Wednesday, May 27, 2015
Day Trading Strategies: How to Manage Market Timing, Profits, Loss and Trading Risk
Hello... Good day for you friends, if you were day trader on your desktop or any forex trading platform, you need to manage the complicated of market timing, profits projection, loss acceptable, and your cash in hand of course there is a correlation between market timing, risks and profits.
Ideal condition or the best is to timing your trades, the lower your risk exposure and the higher the profit potential. For example, suppose the market (pick any) has a fund of 500 and finally tops out at 800. And for preventive action is suppose you use a stop-loss protection (recommended) whenever you enter a trade.
When you buy into a market, normally place your initial stop-loss just below the low of the day you enter long. So that would provide less exposure to risk?
A. Buying a 150 with a stop-loss at 100, or ...
B. Buying 120 with a stop-loss at 100.
What do you think, of course the correct answer would be 'B', as this will give an initial exposure of 20 points compared to 50 points. So What is exactly the difference between the two voices?
This is the actual trick, The difference is that with better market timing, the trader is able to get closer to the bottom with the option 'B' and therefore has less exposure to the risk to be addressed. Furthermore, due to the ever closer to the bottom of the market, this allows a greater rise (profit) potential as well.
If you start trading entering at 120 instead of 150, there is a surcharge of 30 points available for trade. Of course this example is extremely simplified, but don't get stressfull, The example is just to illustrate that most of your market timing seems to be, you will have less exposure to risk and higher profit potential.

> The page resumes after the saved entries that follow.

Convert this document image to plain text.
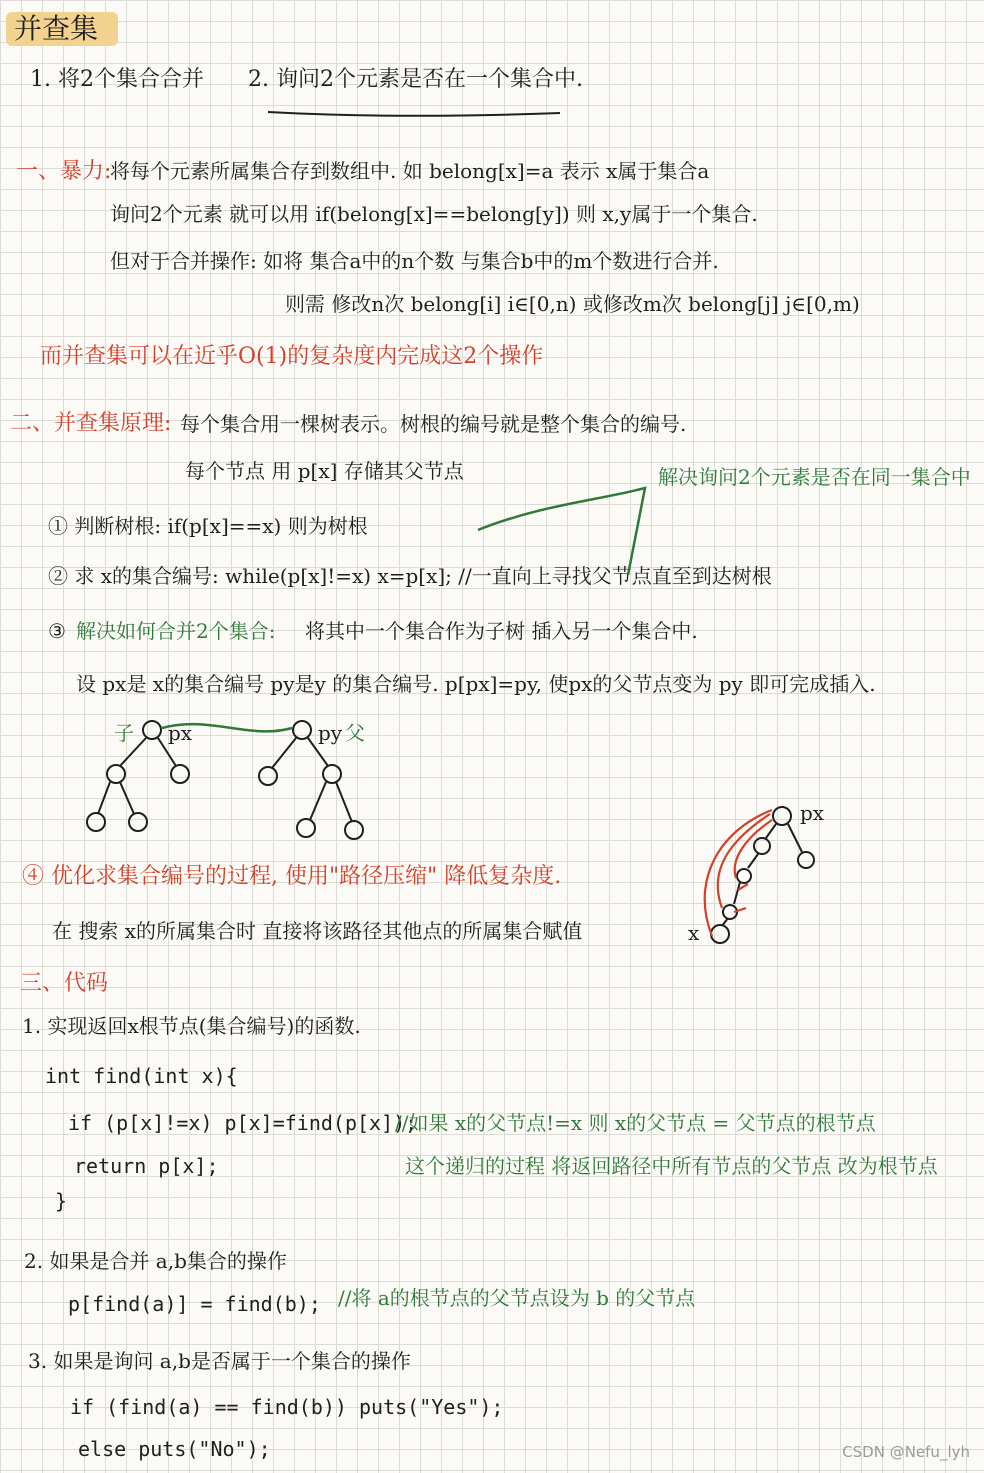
并查集
1. 将2个集合合并 2. 询问2个元素是否在一个集合中.
一、暴力:
将每个元素所属集合存到数组中. 如 belong[x]=a 表示 x属于集合a
询问2个元素 就可以用 if(belong[x]==belong[y]) 则 x,y属于一个集合.
但对于合并操作: 如将 集合a中的n个数 与集合b中的m个数进行合并.
则需 修改n次 belong[i] i∈[0,n) 或修改m次 belong[j] j∈[0,m)
而并查集可以在近乎O(1)的复杂度内完成这2个操作
二、并查集原理: 每个集合用一棵树表示。树根的编号就是整个集合的编号.
每个节点 用 p[x] 存储其父节点	解决询问2个元素是否在同一集合中
① 判断树根: if(p[x]==x) 则为树根
② 求 x的集合编号: while(p[x]!=x) x=p[x]; //一直向上寻找父节点直至到达树根
③ 解决如何合并2个集合: 将其中一个集合作为子树 插入另一个集合中.
设 px是 x的集合编号 py是y 的集合编号. p[px]=py, 使px的父节点变为 py 即可完成插入.
子 px	py 父
px
x
④ 优化求集合编号的过程, 使用"路径压缩" 降低复杂度.
在 搜索 x的所属集合时 直接将该路径其他点的所属集合赋值
三、代码
1. 实现返回x根节点(集合编号)的函数.
int find(int x){
if (p[x]!=x) p[x]=find(p[x]);
return p[x];
}
//如果 x的父节点!=x 则 x的父节点 = 父节点的根节点
这个递归的过程 将返回路径中所有节点的父节点 改为根节点
2. 如果是合并 a,b集合的操作
p[find(a)] = find(b); //将 a的根节点的父节点设为 b 的父节点
3. 如果是询问 a,b是否属于一个集合的操作
if (find(a) == find(b)) puts("Yes");
else puts("No");	CSDN @Nefu_lyh
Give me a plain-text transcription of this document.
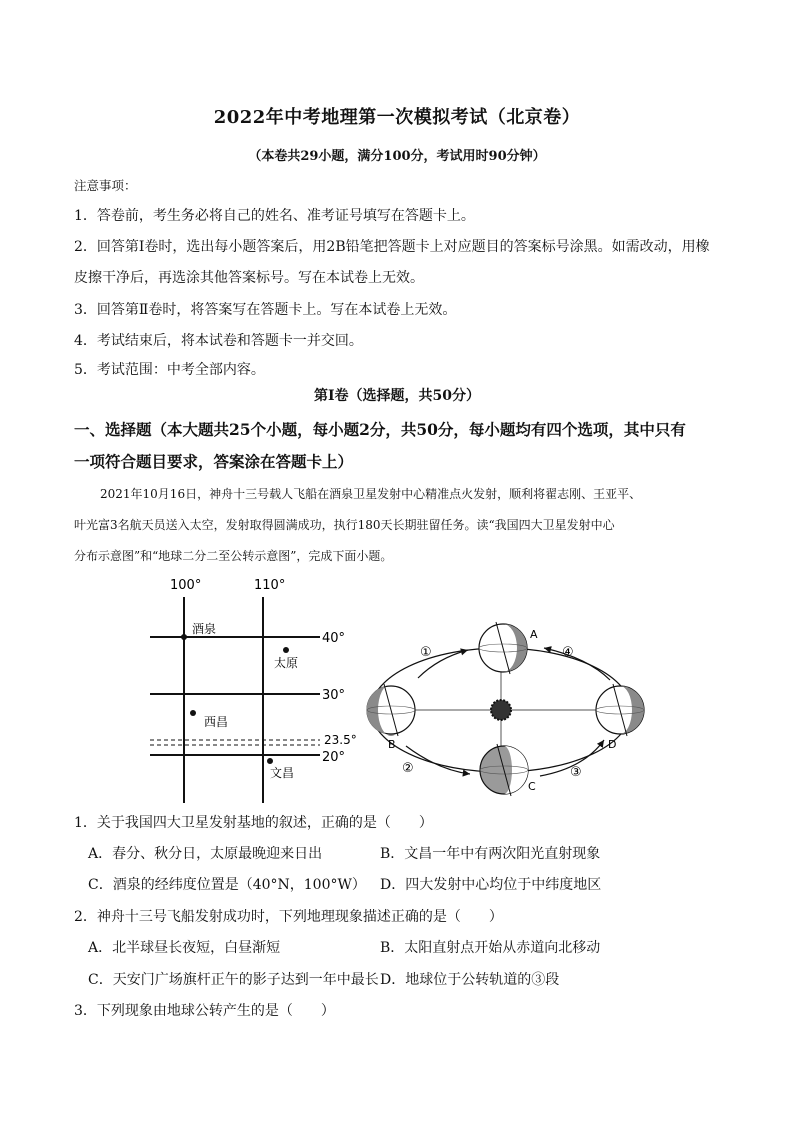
2022年中考地理第一次模拟考试（北京卷）
（本卷共29小题，满分100分，考试用时90分钟）
注意事项：
1．答卷前，考生务必将自己的姓名、准考证号填写在答题卡上。
2．回答第Ⅰ卷时，选出每小题答案后，用2B铅笔把答题卡上对应题目的答案标号涂黑。如需改动，用橡
皮擦干净后，再选涂其他答案标号。写在本试卷上无效。
3．回答第Ⅱ卷时，将答案写在答题卡上。写在本试卷上无效。
4．考试结束后，将本试卷和答题卡一并交回。
5．考试范围：中考全部内容。
第Ⅰ卷（选择题，共50分）
一、选择题（本大题共25个小题，每小题2分，共50分，每小题均有四个选项，其中只有
一项符合题目要求，答案涂在答题卡上）
2021年10月16日，神舟十三号载人飞船在酒泉卫星发射中心精准点火发射，顺利将翟志刚、王亚平、
叶光富3名航天员送入太空，发射取得圆满成功，执行180天长期驻留任务。读“我国四大卫星发射中心
分布示意图”和“地球二分二至公转示意图”，完成下面小题。
100°	110°
40°
30°
23.5°
20°
酒泉
太原
西昌
文昌
A
B
C
D
①
②	③
④
1．关于我国四大卫星发射基地的叙述，正确的是（　　）
A．春分、秋分日，太原最晚迎来日出	B．文昌一年中有两次阳光直射现象
C．酒泉的经纬度位置是（40°N，100°W） D．四大发射中心均位于中纬度地区
2．神舟十三号飞船发射成功时，下列地理现象描述正确的是（　　）
A．北半球昼长夜短，白昼渐短	B．太阳直射点开始从赤道向北移动
C．天安门广场旗杆正午的影子达到一年中最长 D．地球位于公转轨道的③段
3．下列现象由地球公转产生的是（　　）
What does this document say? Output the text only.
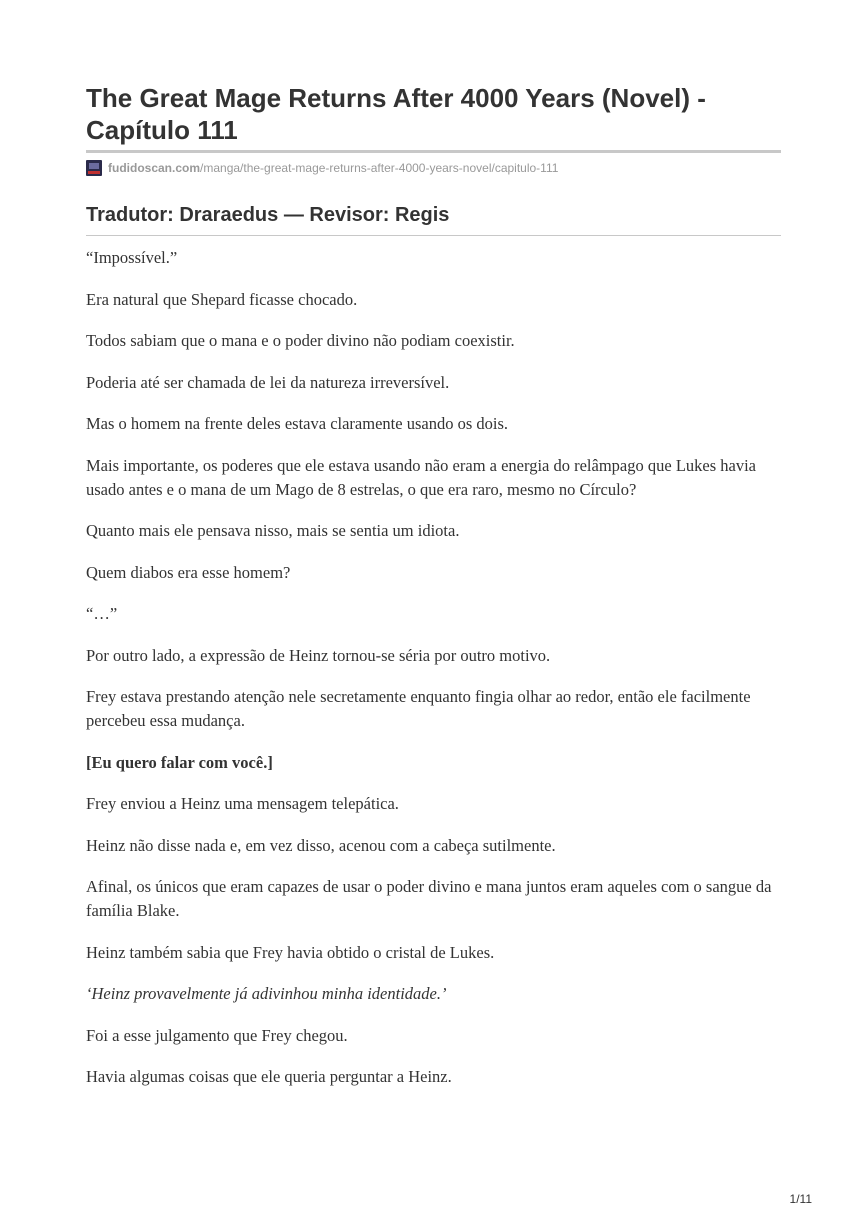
The Great Mage Returns After 4000 Years (Novel) - Capítulo 111
fudidoscan.com /manga/the-great-mage-returns-after-4000-years-novel/capitulo-111
Tradutor: Draraedus — Revisor: Regis

“Impossível.”

Era natural que Shepard ficasse chocado.

Todos sabiam que o mana e o poder divino não podiam coexistir.

Poderia até ser chamada de lei da natureza irreversível.

Mas o homem na frente deles estava claramente usando os dois.

Mais importante, os poderes que ele estava usando não eram a energia do relâmpago que Lukes havia usado antes e o mana de um Mago de 8 estrelas, o que era raro, mesmo no Círculo?

Quanto mais ele pensava nisso, mais se sentia um idiota.

Quem diabos era esse homem?

“…”

Por outro lado, a expressão de Heinz tornou-se séria por outro motivo.

Frey estava prestando atenção nele secretamente enquanto fingia olhar ao redor, então ele facilmente percebeu essa mudança.

[Eu quero falar com você.]

Frey enviou a Heinz uma mensagem telepática.

Heinz não disse nada e, em vez disso, acenou com a cabeça sutilmente.

Afinal, os únicos que eram capazes de usar o poder divino e mana juntos eram aqueles com o sangue da família Blake.

Heinz também sabia que Frey havia obtido o cristal de Lukes.

‘Heinz provavelmente já adivinhou minha identidade.’

Foi a esse julgamento que Frey chegou.

Havia algumas coisas que ele queria perguntar a Heinz.

1/11
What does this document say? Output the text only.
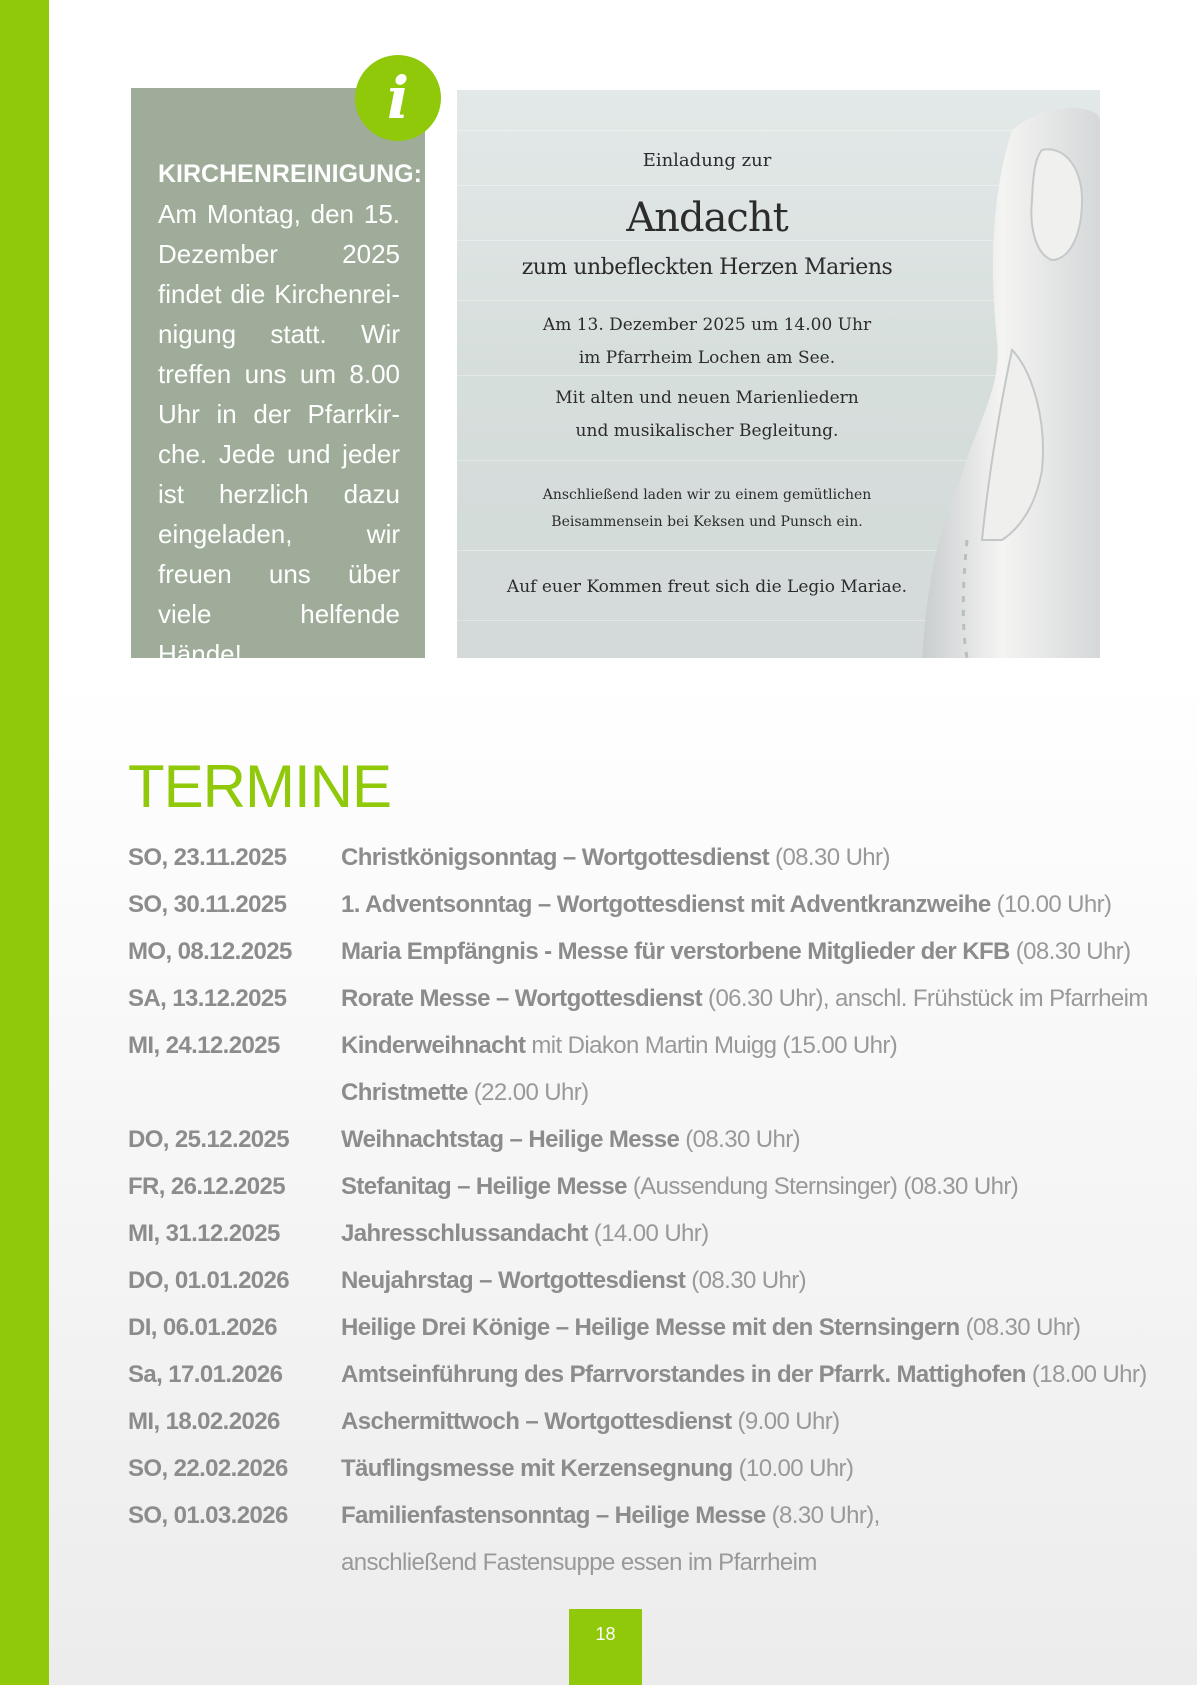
KIRCHENREINIGUNG:
Am Montag, den 15. Dezember 2025 findet die Kirchenreinigung statt. Wir treffen uns um 8.00 Uhr in der Pfarrkirche. Jede und jeder ist herzlich dazu eingeladen, wir freuen uns über viele helfende Hände!
i
Einladung zur
Andacht
zum unbefleckten Herzen Mariens
Am 13. Dezember 2025 um 14.00 Uhr
im Pfarrheim Lochen am See.
Mit alten und neuen Marienliedern
und musikalischer Begleitung.
Anschließend laden wir zu einem gemütlichen
Beisammensein bei Keksen und Punsch ein.
Auf euer Kommen freut sich die Legio Mariae.
TERMINE
SO, 23.11.2025	Christkönigsonntag – Wortgottesdienst (08.30 Uhr)
SO, 30.11.2025	1. Adventsonntag – Wortgottesdienst mit Adventkranzweihe (10.00 Uhr)
MO, 08.12.2025	Maria Empfängnis - Messe für verstorbene Mitglieder der KFB (08.30 Uhr)
SA, 13.12.2025	Rorate Messe – Wortgottesdienst (06.30 Uhr), anschl. Frühstück im Pfarrheim
MI, 24.12.2025	Kinderweihnacht mit Diakon Martin Muigg (15.00 Uhr)
Christmette (22.00 Uhr)
DO, 25.12.2025	Weihnachtstag – Heilige Messe (08.30 Uhr)
FR, 26.12.2025	Stefanitag – Heilige Messe (Aussendung Sternsinger) (08.30 Uhr)
MI, 31.12.2025	Jahresschlussandacht (14.00 Uhr)
DO, 01.01.2026	Neujahrstag – Wortgottesdienst (08.30 Uhr)
DI, 06.01.2026	Heilige Drei Könige – Heilige Messe mit den Sternsingern (08.30 Uhr)
Sa, 17.01.2026	Amtseinführung des Pfarrvorstandes in der Pfarrk. Mattighofen (18.00 Uhr)
MI, 18.02.2026	Aschermittwoch – Wortgottesdienst (9.00 Uhr)
SO, 22.02.2026	Täuflingsmesse mit Kerzensegnung (10.00 Uhr)
SO, 01.03.2026	Familienfastensonntag – Heilige Messe (8.30 Uhr),
anschließend Fastensuppe essen im Pfarrheim
18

For day trader, understanding this should prompt the trader to devote a good deal of time and energy toward strengthening its market timing skills and resources. some times traders need to be good at timing to go along with other important aspects of successful trading, such as a good money management, good risk management, overcome fear and greed, that trade with the momentum and the trend, at this point, the important thing is market timing will dominate your decision
After all, let me point you in the right direction. Avoid fundamentals as the main resource for market timing. News and rumors have little value if any. As for government relations, they have value 'when' are released more than what they contain. The actual reason for this is that, depending on the level of importance of certain relationships have in some markets, the markets often react to their release.